Digital health leaders tackle the adherence issue
Whether it’s through SMS text reminders, patient education apps, smart packaging, or pre-packaged pill packets, you can be sure that digital health innovators are invested in finding solutions to patient adherence issues.
"Research shows that if you make it convenient for patients to take their medications," Tim Peters, founder of MyMedSchedule.com said, "then you are making large strides toward promoting adherence to medication therapy.
But motivating patients to begin and maintain treatment programs is no small task. Behavior change is hard. According to Dr.

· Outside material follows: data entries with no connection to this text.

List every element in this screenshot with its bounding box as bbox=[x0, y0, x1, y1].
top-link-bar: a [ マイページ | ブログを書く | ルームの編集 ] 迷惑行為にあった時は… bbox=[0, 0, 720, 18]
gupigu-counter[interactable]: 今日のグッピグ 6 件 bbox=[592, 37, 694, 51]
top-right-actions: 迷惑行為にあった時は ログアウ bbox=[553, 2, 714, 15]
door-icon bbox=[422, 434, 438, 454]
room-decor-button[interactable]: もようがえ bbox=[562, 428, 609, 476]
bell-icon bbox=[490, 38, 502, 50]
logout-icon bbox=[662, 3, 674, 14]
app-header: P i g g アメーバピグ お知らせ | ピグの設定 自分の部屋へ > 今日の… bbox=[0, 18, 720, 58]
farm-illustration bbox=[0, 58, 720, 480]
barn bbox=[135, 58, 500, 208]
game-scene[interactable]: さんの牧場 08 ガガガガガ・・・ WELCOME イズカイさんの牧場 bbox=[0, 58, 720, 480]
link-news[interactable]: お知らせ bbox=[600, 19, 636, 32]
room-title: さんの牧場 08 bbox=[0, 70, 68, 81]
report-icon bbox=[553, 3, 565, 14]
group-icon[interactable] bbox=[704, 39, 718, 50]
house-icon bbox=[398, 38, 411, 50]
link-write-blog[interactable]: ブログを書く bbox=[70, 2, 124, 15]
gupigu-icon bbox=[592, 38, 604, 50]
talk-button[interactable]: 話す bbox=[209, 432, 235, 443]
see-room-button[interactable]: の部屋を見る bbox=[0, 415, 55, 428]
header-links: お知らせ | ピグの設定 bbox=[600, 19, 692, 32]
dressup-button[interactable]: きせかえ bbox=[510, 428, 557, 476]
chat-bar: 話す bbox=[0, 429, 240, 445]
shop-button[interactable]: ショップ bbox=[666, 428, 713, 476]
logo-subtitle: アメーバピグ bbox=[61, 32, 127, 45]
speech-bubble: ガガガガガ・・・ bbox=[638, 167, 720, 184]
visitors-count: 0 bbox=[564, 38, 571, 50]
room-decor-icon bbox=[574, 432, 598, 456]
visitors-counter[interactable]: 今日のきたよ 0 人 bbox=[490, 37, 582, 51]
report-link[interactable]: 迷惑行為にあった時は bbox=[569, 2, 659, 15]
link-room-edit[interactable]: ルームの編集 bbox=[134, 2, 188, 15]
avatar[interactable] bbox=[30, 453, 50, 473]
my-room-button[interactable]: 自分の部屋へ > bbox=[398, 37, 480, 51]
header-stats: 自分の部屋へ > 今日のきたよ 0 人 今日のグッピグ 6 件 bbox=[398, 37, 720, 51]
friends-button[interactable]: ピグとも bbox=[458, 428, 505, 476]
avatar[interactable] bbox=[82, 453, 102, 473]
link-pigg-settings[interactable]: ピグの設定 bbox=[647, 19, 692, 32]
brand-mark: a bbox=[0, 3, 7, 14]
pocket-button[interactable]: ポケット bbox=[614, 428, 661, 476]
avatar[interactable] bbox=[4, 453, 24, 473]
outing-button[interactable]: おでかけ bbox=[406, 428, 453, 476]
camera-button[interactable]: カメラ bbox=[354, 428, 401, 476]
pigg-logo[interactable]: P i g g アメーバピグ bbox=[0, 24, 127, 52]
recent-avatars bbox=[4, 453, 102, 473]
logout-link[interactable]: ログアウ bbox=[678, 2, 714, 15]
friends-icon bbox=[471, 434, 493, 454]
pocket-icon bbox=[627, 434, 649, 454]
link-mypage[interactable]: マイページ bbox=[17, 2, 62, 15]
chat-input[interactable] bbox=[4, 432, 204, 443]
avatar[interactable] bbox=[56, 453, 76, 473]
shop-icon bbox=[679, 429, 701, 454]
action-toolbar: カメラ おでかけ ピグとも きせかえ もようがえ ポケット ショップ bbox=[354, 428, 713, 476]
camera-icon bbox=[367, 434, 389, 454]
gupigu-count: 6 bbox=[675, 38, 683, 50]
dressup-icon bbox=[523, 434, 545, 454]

Steven Zatz, president of WebMD, which just launched a medication reminder service on Apple Watch,
One of the most significant barriers to achieving positive patient outcomes is the issue of medication non-compliance, which remains a largely unsolved problem today. We believe that the combination of WebMD's Medication Reminder on Apple Watch represents a powerful new approach to address the issue of non-compliance in a way never before possible.
Time will tell if reminders are enough to motivate patients to follow their prescribed plans for treatment. I suspect that achieving adherence will take some combination of physician and nursing input, social supports (both face-to-face and virtual), patient education, and digital health solutions.
The nuviun blog is intended to contribute to discussion and stimulate debate on important issues in global digital health. The views are solely those of the author.